SenseTime Unveils Multimodal ‘SenseNova’ Large Model System and Its Industry Applications

SenseTime introduced its visual‑centric multimodal large‑model platform SenseNova, detailing model scaling, extensive AI infrastructure, diverse industry deployments such as autonomous driving and generative content, and the challenges of compute efficiency and data acquisition in the race for advanced AI.

DataFunSummit
DataFunSummit
DataFunSummit
SenseTime Unveils Multimodal ‘SenseNova’ Large Model System and Its Industry Applications

Recently, SenseTime showcased several of its large models, highlighting a technology route that places vision at the core and integrates language and other modalities to enable multimodal AI capabilities.

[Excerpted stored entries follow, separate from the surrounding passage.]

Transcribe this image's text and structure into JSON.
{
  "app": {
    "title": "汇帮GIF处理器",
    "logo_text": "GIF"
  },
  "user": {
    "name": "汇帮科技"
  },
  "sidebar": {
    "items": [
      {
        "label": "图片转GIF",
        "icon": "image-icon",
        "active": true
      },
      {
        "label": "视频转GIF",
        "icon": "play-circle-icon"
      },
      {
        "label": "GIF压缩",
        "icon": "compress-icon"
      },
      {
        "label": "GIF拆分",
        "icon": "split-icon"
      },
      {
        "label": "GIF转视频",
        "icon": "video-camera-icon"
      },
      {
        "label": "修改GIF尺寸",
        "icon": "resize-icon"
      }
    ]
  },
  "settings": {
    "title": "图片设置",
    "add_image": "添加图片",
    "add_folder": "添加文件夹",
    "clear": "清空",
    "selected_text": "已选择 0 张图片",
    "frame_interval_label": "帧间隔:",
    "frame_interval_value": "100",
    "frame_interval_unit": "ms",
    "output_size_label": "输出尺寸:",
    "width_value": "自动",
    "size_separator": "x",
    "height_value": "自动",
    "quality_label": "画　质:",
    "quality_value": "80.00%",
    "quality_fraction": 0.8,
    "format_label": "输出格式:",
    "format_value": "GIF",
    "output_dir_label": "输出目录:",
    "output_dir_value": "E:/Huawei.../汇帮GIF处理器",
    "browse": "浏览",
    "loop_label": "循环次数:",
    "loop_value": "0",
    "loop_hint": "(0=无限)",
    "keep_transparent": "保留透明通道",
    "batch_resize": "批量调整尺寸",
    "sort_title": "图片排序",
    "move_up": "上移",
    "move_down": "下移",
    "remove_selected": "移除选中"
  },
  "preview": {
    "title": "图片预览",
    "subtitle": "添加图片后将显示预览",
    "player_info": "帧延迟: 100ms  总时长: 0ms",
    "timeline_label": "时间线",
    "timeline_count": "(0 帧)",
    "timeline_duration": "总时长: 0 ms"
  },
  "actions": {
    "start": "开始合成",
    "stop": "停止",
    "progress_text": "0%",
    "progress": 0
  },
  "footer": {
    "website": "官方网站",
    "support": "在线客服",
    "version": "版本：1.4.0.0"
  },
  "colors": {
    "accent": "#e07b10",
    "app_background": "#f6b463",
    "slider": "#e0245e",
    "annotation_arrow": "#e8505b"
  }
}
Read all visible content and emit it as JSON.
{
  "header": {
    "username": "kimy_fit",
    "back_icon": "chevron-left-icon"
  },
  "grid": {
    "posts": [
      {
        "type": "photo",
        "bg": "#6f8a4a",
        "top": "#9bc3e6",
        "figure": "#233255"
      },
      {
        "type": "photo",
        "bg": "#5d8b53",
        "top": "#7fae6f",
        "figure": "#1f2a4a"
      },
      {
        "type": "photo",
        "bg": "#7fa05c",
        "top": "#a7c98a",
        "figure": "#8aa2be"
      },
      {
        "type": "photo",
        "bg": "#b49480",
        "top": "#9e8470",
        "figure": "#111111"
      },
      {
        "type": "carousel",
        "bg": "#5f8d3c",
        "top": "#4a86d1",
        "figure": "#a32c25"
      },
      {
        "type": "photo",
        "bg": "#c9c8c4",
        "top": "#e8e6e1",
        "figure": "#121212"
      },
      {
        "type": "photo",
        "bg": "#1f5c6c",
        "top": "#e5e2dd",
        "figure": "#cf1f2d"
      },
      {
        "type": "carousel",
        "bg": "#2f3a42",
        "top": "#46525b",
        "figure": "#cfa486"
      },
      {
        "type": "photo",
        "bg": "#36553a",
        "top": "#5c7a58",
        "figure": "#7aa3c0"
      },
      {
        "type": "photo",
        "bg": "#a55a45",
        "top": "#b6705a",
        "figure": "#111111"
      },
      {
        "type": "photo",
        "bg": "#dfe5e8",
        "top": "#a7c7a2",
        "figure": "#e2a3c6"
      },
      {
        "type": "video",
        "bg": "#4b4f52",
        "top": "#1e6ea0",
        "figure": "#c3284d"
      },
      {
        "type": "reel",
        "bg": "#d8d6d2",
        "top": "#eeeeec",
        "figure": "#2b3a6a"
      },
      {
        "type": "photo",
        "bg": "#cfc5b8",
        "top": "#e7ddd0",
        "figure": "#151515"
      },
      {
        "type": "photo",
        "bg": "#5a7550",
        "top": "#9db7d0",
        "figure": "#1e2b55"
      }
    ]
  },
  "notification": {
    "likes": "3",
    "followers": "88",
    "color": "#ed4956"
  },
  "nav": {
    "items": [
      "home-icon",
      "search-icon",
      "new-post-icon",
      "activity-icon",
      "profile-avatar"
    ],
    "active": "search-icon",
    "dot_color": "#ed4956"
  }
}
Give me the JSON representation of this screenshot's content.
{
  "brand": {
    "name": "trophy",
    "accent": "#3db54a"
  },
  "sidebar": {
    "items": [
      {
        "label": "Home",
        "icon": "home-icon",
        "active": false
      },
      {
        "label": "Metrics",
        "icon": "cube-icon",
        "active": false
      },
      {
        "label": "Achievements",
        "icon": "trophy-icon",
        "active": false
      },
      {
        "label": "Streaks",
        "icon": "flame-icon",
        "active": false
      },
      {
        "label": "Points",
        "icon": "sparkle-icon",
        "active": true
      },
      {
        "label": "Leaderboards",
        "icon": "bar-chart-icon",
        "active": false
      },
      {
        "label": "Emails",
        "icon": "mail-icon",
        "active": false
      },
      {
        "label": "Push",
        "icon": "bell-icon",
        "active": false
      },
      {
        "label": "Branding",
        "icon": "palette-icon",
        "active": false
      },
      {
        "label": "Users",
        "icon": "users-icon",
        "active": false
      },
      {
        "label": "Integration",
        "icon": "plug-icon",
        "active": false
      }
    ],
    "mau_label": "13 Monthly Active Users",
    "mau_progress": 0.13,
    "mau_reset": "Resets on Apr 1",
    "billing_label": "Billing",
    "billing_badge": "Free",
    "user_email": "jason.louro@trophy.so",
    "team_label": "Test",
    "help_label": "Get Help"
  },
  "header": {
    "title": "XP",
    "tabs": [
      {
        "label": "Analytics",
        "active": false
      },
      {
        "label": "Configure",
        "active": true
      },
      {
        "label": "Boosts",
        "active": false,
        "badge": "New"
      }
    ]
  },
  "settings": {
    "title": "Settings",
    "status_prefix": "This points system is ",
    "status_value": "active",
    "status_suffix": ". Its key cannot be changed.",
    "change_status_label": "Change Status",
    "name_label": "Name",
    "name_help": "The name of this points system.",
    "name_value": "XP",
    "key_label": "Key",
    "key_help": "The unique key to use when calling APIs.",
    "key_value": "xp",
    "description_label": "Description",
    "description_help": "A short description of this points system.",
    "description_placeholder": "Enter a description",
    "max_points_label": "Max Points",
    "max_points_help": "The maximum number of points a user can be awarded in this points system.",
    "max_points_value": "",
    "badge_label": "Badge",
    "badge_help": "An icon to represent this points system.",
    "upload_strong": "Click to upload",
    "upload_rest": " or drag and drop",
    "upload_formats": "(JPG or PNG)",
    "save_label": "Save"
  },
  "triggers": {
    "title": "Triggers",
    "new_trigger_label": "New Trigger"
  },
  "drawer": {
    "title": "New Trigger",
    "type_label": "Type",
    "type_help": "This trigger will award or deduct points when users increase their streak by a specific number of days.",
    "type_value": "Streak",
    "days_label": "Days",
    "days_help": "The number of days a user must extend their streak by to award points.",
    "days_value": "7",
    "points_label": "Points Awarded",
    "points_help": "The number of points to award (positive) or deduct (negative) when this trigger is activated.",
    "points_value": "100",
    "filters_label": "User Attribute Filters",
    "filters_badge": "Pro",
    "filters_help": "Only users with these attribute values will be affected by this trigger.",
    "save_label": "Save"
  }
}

At a technical exchange event on April 10 in Shanghai, the company announced the SenseNova model system, a name derived from the classic phrase “日日新” to emphasize daily model updates and continuous unlocking of AGI possibilities.

Although the exact technical architecture was not disclosed, SenseTime’s co‑founder Chen Yuheng explained that over 80% of human information is visual, and by leveraging its visual expertise together with language and code, the company can train superior multimodal models, differentiating it from peers like Baidu and Alibaba.

SenseTime has already developed a 320‑billion‑parameter universal visual model, achieving state‑of‑the‑art results in object detection, image segmentation, and multi‑object recognition, and has applied visual large models to autonomous driving (BEV perception with 3,000‑class high‑precision recognition), digital humans, 2D/3D content generation, and AI‑driven image creation.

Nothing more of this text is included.